A low p -value, typically 0 .05 or less, means it's very unlikely you'd see a correlation that strong just by chance, if there were no real relationship.

So, you conclude you do have sufficient evidence for a linear correlation.

It suggests the pattern you see in your sample reflects a real association.

So small p -value means likely real correlation, large p -value means likely just chance.

That's the core idea.

And sample size plays a big role here.

With only a few data points, like the five shoe print height pairs in table 210, even a moderate R might give you a high p -value, like 0 .294, not enough evidence.

But with more data, like the 40 pairs in figure 218, the same kind of relationship might yield a much stronger R, like 0 .813, and a tiny p -value, like 0 .000, giving you strong evidence for correlation.

More data gives you more power to detect real relationships and understand the true variation.

Okay, so if we do find evidence of a linear correlation, strong R, small p -value,

what can we do with that?

Then we can move to regression.

If there's a linear pattern, we can find the equation of the straight line that best fits through the middle of those points on the scatter plot.

This line is called the regression line.

The line of best fit.

Exactly.

And its purpose is prediction.

Once you have the equation for that line, you can plug in a value for one variable, x, and predict the corresponding value for the other variable, y.

What does the equation look like?

Usually it's written as y -hat plus b1x.

Y -hat means the predicted value of y, b0 is the y -intercept, the predicted value of y when x is 0.

And b1 is the slope, how much y is predicted to change for every one unit increase in x.

So for the shoe print and height data, figure 219, if there's a correlation, you could get an equation like predicted height equals some number plus some other number times shoe print length.

Precisely.

The example gives height equals 80 .9 plus 3 .22 shoe print length.

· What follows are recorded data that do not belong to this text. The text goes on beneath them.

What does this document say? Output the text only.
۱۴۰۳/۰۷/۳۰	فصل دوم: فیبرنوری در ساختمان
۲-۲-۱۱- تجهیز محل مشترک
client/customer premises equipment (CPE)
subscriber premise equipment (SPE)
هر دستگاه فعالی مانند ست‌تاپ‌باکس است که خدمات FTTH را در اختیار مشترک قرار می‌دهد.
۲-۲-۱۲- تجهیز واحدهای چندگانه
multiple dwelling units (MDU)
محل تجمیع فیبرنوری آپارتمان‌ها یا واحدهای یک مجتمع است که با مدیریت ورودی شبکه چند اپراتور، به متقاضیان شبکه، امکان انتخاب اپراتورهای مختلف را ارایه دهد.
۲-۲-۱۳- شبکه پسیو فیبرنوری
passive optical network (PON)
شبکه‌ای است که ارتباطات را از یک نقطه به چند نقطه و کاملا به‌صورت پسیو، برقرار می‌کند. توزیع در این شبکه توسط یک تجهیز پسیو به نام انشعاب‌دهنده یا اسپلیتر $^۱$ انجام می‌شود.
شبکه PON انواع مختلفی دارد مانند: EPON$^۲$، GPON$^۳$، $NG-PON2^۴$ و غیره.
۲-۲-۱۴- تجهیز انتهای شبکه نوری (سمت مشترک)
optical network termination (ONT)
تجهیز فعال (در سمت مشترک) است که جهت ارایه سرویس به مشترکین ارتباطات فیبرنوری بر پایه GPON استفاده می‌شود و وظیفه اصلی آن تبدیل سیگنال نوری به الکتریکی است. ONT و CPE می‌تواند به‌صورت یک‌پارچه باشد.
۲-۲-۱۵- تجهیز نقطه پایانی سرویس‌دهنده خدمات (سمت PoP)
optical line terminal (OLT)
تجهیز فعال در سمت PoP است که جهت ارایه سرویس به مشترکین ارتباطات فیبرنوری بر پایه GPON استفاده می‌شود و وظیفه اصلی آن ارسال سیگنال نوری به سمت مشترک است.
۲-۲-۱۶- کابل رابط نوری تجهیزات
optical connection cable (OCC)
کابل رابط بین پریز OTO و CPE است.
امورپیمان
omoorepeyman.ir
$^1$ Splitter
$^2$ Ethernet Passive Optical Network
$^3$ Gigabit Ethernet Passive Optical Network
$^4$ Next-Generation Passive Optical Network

So if you find a shoe print of a certain length, you can plug it into the equation and get a predicted height.

It's a way to model a relationship and make predictions about the center, or expected value of one variable based on the other.

Wow.

Okay, that's quite a journey we've taken from just a messy pile of numbers.

Right.

We started with raw data, learned how to organize it with frequency distributions, summarize it, and then bring it to life visually with histograms and other graphs.

And we learned to be critical consumers of graphs, spotting the ones that enlighten versus the ones trying to pull a fast one.

Super important skill.

And then we moved into exploring relationships between two variables, seeing patterns with scatter plots, measuring linear strength with correlation R and P values, and finally, making predictions with regression lines.

It really feels like these tools give you a way to systematically understand data using that CVDOT framework center, variation, distribution, outliers, and changes over time.

That's the goal.

Being able to dissect and interpret data, whether it's in tables or graphs,

is, well, it's almost a superpower in today's world, isn't it?

Yeah.

There's just so much information flying around.

It really is.

It's about getting that quick, thorough understanding, spotting the aha moments, and importantly, not getting fooled by bad data or misleading visuals.

So maybe a final thought for everyone listening.

Next time you see a graph, a statistic, a claim based on data, maybe in the news, maybe health info, even just scrolling social media, pause for a second.

Ask yourself, is this really showing me the full picture?

Is it illuminating or is it maybe simplifying things too much or even trying to mislead me?

What's the real story the data is telling?

And critically, how was that data collected and presented?

That's a great takeaway, thinking critically about the numbers and visuals we encounter every day.

We really hope this deep dive helps you explore the world of data with new eyes, maybe more critical eyes.

Yeah, absolutely.

Thank you so much for joining us on this deep dive.

And from the Last Minute Lecture Team, we really appreciate you taking the time to learn with us.